Руки его сами по себе разжались, проклятущая свидетельница и участница его падения упала сама и разлетелась на множество осколочков. Было довольно громко, зато Яшу как-то отпустило, и ему стало легче дышать.
   На этом его воровская карьера была закончена.
 
   Прошло несколько лет. Яков вышел на пенсию, Хайкины чудом сводили концы с концами. Все цены собрались в кучку и хором улетели в космос. Фира пыталась продавать какие-то мелочи с застеленного рушником фруктового ящика на остановке, Яша иногда чинил соседям то старый утюг, то пылесос, но жили они буквально впроголодь.

   Осенью Фира стала уговаривать Яшу уехать в Германию:   
   - Давай, Яша, детям уже разрешение пришло, надо торопиться, пока пущают!
   - Ты прости, Фира, но я к немцам не поеду, не люблю я их. Я как немецкую речь услышу – начинаю невзначай пояс ощупывать, ножны искать, а на загривке, как у боевого пса, шерсть топорщится.
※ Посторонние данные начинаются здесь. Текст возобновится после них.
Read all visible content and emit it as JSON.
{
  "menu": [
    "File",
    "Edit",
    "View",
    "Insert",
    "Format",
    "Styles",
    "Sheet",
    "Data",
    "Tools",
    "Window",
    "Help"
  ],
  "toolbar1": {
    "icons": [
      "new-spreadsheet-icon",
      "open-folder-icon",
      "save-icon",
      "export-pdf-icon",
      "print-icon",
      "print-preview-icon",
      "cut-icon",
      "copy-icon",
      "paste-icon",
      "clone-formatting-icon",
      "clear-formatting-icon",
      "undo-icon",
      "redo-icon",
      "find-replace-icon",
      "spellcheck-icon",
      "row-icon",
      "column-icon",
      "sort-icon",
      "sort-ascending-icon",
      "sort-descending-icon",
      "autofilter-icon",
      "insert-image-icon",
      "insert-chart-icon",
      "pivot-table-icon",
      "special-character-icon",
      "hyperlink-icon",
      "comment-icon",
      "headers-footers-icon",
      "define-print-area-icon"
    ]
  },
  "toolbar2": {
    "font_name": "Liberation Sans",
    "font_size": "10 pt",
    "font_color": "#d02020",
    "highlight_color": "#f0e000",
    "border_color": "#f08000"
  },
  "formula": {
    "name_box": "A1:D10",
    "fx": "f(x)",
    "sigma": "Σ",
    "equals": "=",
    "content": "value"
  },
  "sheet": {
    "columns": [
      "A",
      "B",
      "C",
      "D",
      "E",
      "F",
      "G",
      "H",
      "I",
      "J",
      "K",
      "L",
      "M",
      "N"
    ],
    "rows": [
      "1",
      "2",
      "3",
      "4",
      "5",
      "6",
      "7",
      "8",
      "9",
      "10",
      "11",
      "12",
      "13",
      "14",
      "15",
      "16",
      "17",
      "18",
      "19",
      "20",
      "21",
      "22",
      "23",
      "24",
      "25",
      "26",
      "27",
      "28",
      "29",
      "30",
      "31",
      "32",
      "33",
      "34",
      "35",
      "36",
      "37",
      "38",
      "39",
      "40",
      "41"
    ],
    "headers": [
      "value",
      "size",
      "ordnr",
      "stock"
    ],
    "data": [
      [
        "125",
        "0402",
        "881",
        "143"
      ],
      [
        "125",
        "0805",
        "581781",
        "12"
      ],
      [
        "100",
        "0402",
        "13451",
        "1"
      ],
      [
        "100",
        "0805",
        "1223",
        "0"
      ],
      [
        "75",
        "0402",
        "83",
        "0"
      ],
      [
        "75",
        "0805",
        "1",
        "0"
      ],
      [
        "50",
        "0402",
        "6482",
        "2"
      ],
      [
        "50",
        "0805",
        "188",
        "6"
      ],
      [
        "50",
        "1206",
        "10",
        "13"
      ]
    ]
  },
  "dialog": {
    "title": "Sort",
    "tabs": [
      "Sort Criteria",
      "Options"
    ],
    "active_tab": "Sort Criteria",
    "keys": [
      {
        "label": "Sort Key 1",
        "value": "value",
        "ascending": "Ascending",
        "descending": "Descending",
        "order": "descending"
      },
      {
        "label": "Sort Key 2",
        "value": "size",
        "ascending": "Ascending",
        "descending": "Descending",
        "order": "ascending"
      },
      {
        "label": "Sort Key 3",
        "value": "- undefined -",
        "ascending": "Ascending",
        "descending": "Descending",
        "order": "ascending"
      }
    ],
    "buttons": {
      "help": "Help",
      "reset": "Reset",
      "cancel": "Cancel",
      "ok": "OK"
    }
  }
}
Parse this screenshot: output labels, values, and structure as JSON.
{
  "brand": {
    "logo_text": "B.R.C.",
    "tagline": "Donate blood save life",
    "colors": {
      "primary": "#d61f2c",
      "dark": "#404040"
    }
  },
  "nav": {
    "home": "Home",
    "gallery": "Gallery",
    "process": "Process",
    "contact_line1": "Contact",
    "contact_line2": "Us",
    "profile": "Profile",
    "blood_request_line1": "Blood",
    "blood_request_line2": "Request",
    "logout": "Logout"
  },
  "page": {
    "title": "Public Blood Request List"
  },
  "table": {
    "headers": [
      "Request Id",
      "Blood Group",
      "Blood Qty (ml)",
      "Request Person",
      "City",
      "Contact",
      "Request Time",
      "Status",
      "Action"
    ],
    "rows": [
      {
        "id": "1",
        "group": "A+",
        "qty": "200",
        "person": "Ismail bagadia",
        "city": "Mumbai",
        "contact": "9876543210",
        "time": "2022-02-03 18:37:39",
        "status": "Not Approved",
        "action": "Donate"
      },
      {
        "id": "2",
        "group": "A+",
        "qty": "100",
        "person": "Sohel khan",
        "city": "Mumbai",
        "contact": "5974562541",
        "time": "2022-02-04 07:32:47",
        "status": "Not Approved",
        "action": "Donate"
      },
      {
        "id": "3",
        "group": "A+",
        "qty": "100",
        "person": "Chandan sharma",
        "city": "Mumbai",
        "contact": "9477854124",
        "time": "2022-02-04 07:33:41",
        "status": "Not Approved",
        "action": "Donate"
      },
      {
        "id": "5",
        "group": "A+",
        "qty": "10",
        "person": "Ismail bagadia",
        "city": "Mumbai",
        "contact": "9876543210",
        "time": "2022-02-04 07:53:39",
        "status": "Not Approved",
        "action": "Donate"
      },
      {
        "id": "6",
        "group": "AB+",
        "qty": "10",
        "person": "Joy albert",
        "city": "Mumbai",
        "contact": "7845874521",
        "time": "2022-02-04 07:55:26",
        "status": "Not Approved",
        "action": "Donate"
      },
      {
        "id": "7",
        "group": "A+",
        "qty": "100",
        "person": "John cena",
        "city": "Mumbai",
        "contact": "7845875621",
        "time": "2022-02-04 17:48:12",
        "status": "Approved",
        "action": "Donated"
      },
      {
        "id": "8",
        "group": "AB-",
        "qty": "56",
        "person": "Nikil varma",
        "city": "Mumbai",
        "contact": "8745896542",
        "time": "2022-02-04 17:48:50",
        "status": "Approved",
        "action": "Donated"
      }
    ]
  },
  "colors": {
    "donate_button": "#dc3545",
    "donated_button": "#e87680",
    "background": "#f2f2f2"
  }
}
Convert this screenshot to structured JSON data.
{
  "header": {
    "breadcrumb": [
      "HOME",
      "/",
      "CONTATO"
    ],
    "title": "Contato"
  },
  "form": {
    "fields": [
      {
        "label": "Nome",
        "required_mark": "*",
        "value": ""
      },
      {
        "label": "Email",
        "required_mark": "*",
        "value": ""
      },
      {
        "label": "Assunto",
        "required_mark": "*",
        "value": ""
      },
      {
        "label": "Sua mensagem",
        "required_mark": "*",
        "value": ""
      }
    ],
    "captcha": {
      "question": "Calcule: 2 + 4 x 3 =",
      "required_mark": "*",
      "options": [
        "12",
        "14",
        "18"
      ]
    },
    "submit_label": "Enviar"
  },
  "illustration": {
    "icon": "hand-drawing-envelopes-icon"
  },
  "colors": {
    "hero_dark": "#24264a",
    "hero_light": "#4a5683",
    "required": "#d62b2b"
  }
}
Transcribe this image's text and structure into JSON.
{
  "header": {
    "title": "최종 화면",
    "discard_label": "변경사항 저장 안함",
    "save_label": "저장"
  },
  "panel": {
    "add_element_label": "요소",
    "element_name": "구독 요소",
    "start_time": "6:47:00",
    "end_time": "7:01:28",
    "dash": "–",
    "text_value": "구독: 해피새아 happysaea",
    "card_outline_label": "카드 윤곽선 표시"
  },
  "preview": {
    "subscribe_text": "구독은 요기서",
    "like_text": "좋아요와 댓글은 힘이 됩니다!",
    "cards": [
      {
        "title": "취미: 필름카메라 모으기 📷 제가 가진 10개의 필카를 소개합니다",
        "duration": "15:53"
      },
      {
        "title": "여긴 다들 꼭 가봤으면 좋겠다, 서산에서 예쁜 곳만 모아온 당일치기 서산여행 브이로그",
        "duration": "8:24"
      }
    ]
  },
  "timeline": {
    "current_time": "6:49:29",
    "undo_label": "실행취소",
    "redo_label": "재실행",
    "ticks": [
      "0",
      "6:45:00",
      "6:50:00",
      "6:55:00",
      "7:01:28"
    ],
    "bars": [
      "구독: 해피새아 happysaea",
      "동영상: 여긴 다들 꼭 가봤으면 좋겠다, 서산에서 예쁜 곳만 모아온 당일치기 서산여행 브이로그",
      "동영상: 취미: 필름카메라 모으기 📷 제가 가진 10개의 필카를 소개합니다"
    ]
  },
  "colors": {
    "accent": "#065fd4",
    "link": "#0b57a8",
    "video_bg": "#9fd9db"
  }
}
Не смогу я им, Фира простить, сколько они наших положили, сколько дочек да матерей понасиловали и поубивали. Вякнет мне там какой фриц слово поперёк, вырву ему кадык, и посодют меня. Оно нам надо, Фира?

   Фира потом ездила к детям в гости, возвращалась раздобревшая, обвешанная гостинцами, но Яков отказался ехать туда наотрез.

  Дела-то давние, Хайкиных, наверное, уже и нет давно. Не знаю, пускают ли воинов в рай, но, если пускают, уверен: глянет Святой Пётр мудрым оком на Якова, и откроет райские ворота на у-у-у-зенький просвет, чтобы Хайкин прошёл, а его угрызения совести снаружи остались.


_________________________
*Речь идёт о конкретном лице. Автор дал своим героям другие имена, переместил в пространстве, может быть, что-то присочинил, но меньше, чем ты думаешь, дорогой читатель.
**«Агицен паровоз» употребляется в смысле «фигня какая-то».